针对现有液压阀流场（Computational fluid dynamics,CFD）仿真研究中,采用单相流模型进行计算,忽略了流体气化现象对流体密度及其流场的影响,仿真所得相对压力过低与实际不符的问题,运用Fluent软件,采用两相流模型,研究内流式滑阀流场分布,分析阀口开度、流量变化对于阀芯壁面压力分布及其稳态液动力的影响;设计一种壁面压力分布测量的试验方案,测量得到阀芯壁面的压力分布,并通过表面积积分法求出阀芯所受稳态液动力。结果表明：试验所得的内流式滑阀的壁面压力分布及其稳态液动力与仿真结果趋势一致,壁面压力峰值随着阀口开度的增大而减小;阀口开度较小时,稳态液动力的方向为阀口关闭的方向,在阀口开度达到临界点时,稳态液动力的方向为阀口打开的方向;滑阀稳态液动力公式计算由于忽略了入口射流角的变化及其出口处的动量,得到的稳态液动力误差较大,且方向始终指向阀口打开的方向。

英文摘要：

In view of the existing problem which does not accord with the fact, that is, in the hydraulic valve flow field CFD study, the single-phase flow model ignores the influence on fluid density and fluid flow field under the condition of cavitation occurred, which leads to the result of the lower relative pressure, by using Fluent software and multiphase model, field distribution is studied on the converged flow sliding valve,and the influence by the change in the flow rate and valve orifice is analyzed on the spool wall pressure distribution and the steady-state flow force. A measurement scheme of wall pressure distribution is designed. The surface integral of the measurement value is the steady flow force.
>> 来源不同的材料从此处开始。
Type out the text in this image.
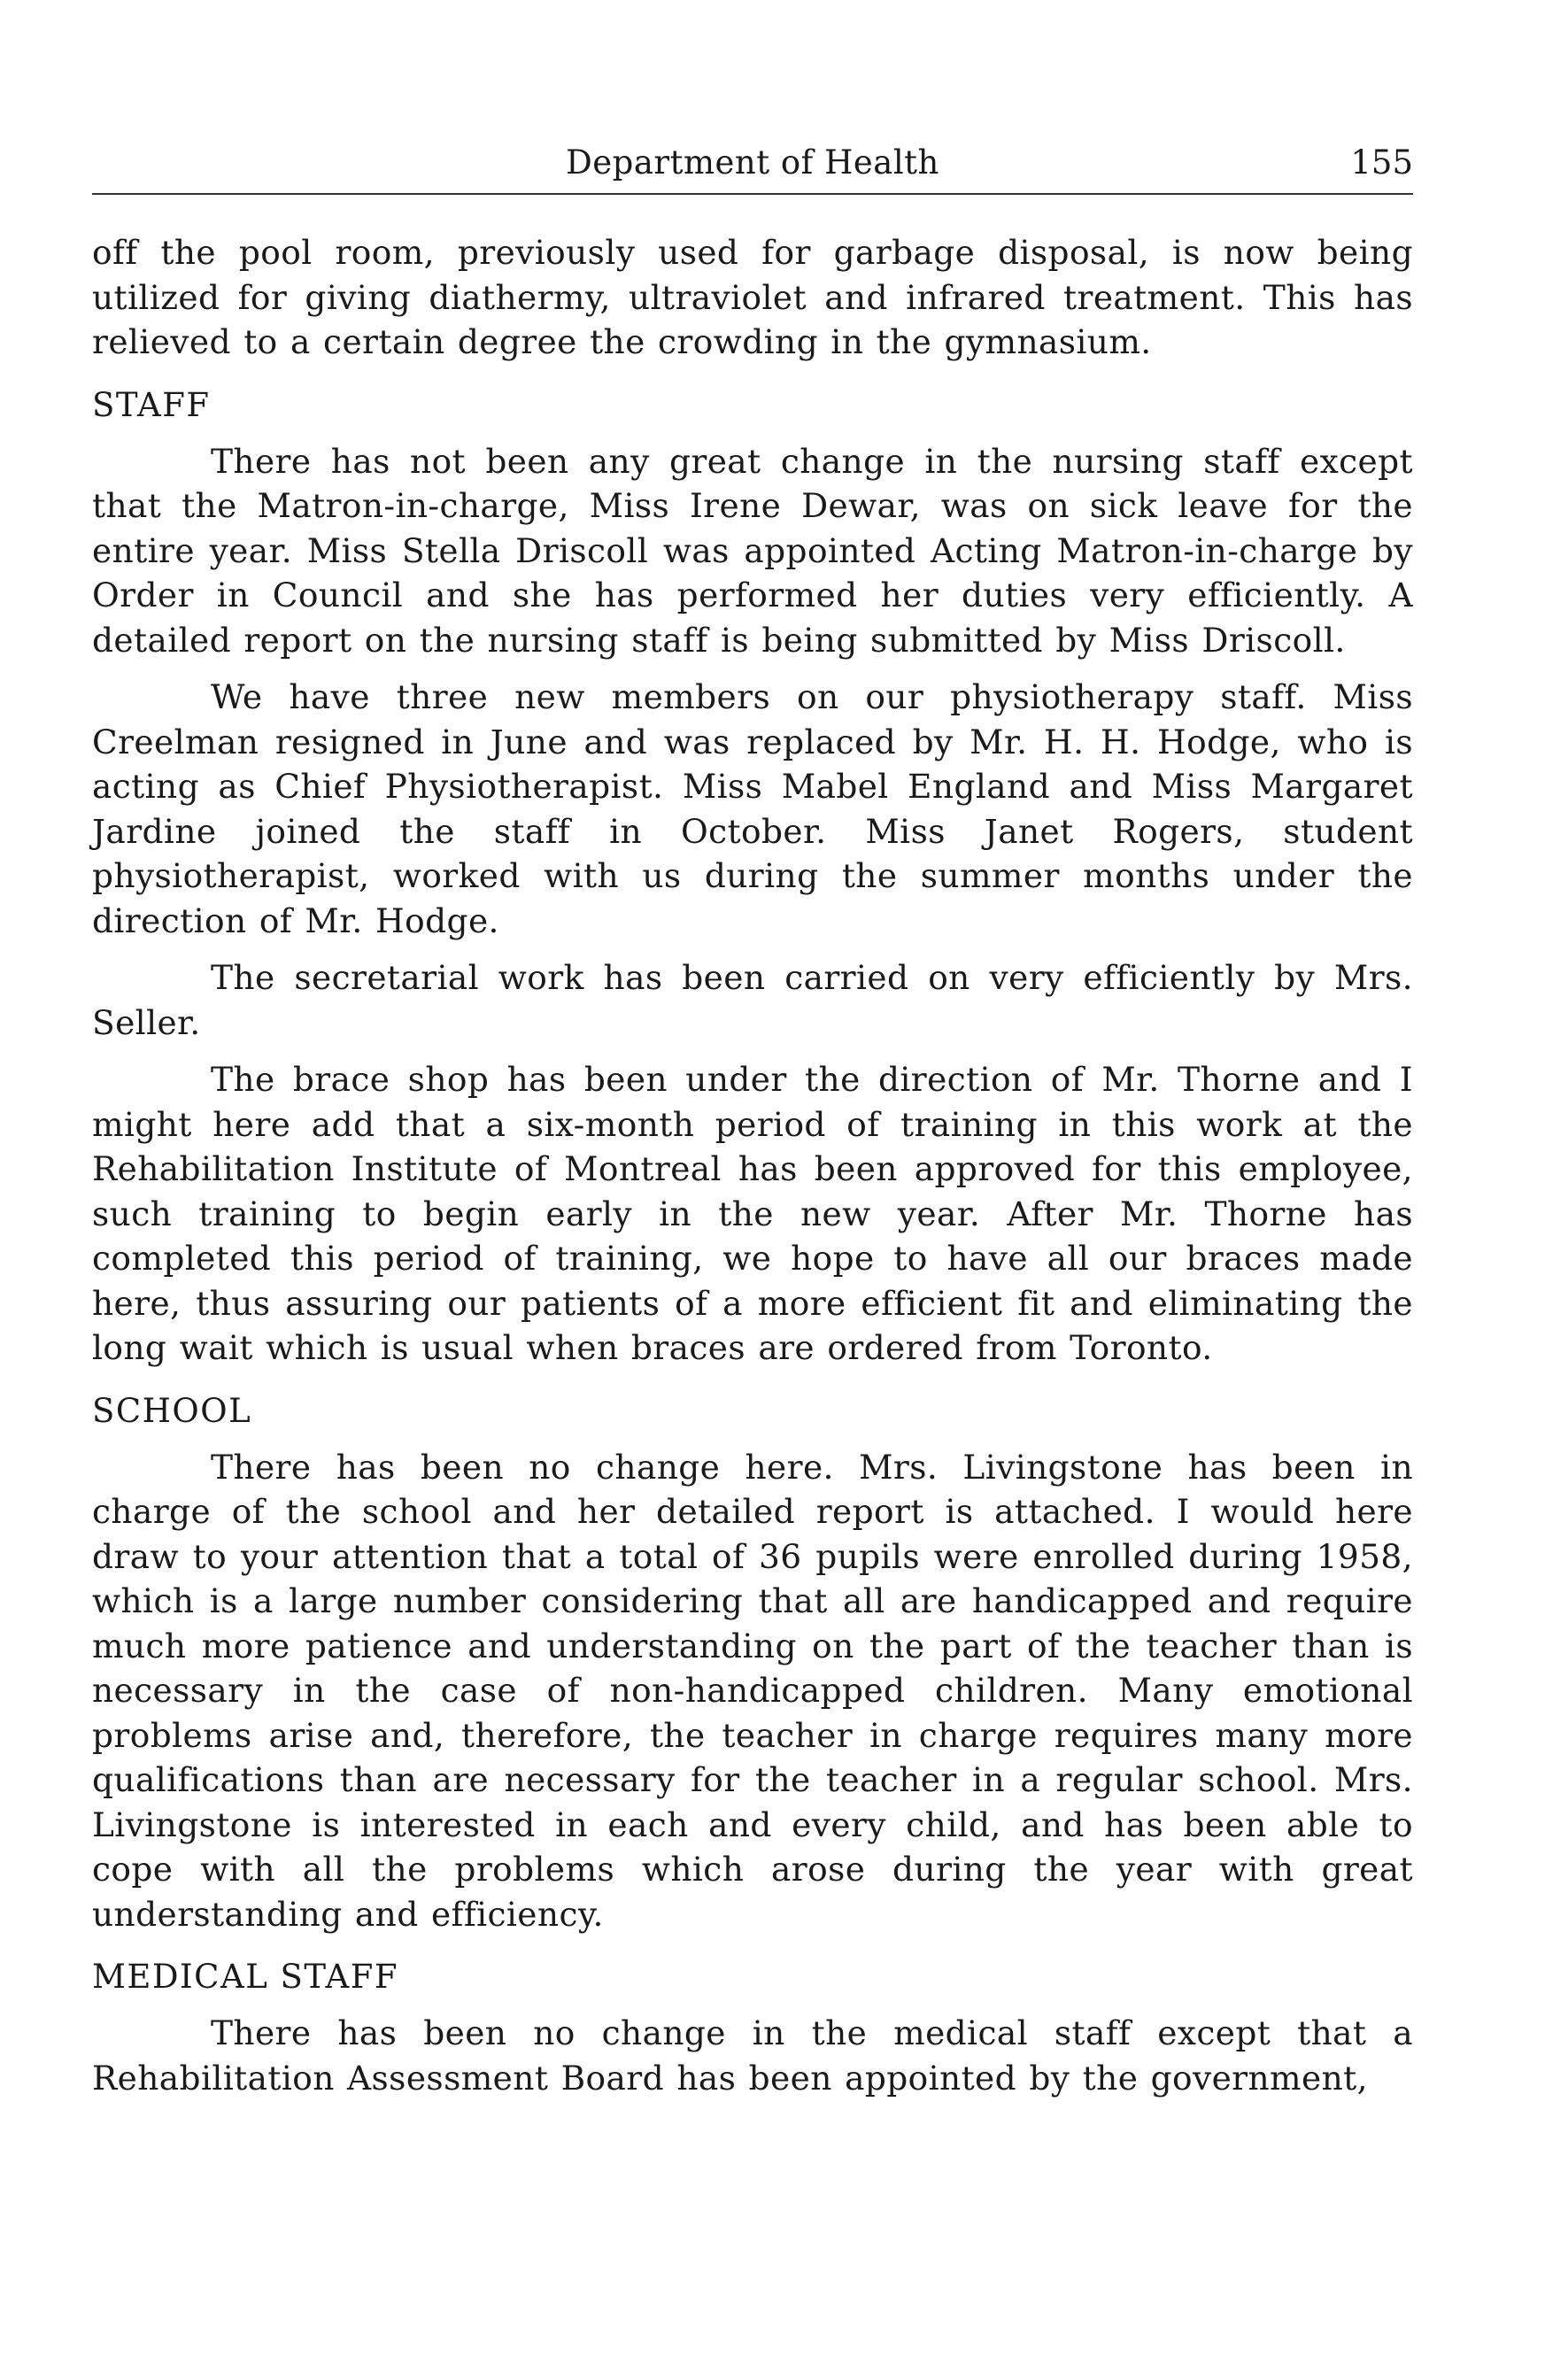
Department of Health	155

off the pool room, previously used for garbage disposal, is now being utilized for giving diathermy, ultraviolet and infrared treatment. This has relieved to a certain degree the crowding in the gymnasium.

STAFF

There has not been any great change in the nursing staff except that the Matron-in-charge, Miss Irene Dewar, was on sick leave for the entire year. Miss Stella Driscoll was appointed Acting Matron-in-charge by Order in Council and she has performed her duties very efficiently. A detailed report on the nursing staff is being submitted by Miss Driscoll.

We have three new members on our physiotherapy staff. Miss Creelman resigned in June and was replaced by Mr. H. H. Hodge, who is acting as Chief Physiotherapist. Miss Mabel England and Miss Margaret Jardine joined the staff in October. Miss Janet Rogers, student physiotherapist, worked with us during the summer months under the direction of Mr. Hodge.

The secretarial work has been carried on very efficiently by Mrs. Seller.

The brace shop has been under the direction of Mr. Thorne and I might here add that a six-month period of training in this work at the Rehabilitation Institute of Montreal has been approved for this employee, such training to begin early in the new year. After Mr. Thorne has completed this period of training, we hope to have all our braces made here, thus assuring our patients of a more efficient fit and eliminating the long wait which is usual when braces are ordered from Toronto.

SCHOOL

There has been no change here. Mrs. Livingstone has been in charge of the school and her detailed report is attached. I would here draw to your attention that a total of 36 pupils were enrolled during 1958, which is a large number considering that all are handicapped and require much more patience and understanding on the part of the teacher than is necessary in the case of non-handicapped children. Many emotional problems arise and, therefore, the teacher in charge requires many more qualifications than are necessary for the teacher in a regular school. Mrs. Livingstone is interested in each and every child, and has been able to cope with all the problems which arose during the year with great understanding and efficiency.

MEDICAL STAFF

There has been no change in the medical staff except that a Rehabilitation Assessment Board has been appointed by the government,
The result is the experimental data is consistent with the simulation＇s, and the peak of the wall pressure distribution decreases with the increasing of the orifice area. the orifice area is smaller, the direction of the steady flow force is the direction of the orifice closing. when the orifice area reaches a critical value, its direction is the direction of the orifice opening. the formula of the steady flow force on the slide valve omits the changes of the flow angle at the orifice and the momentum at the exit, so it makes the bigger error for the steady flow force, the direction of steady flow force always points to the direction of the valve orifice opening.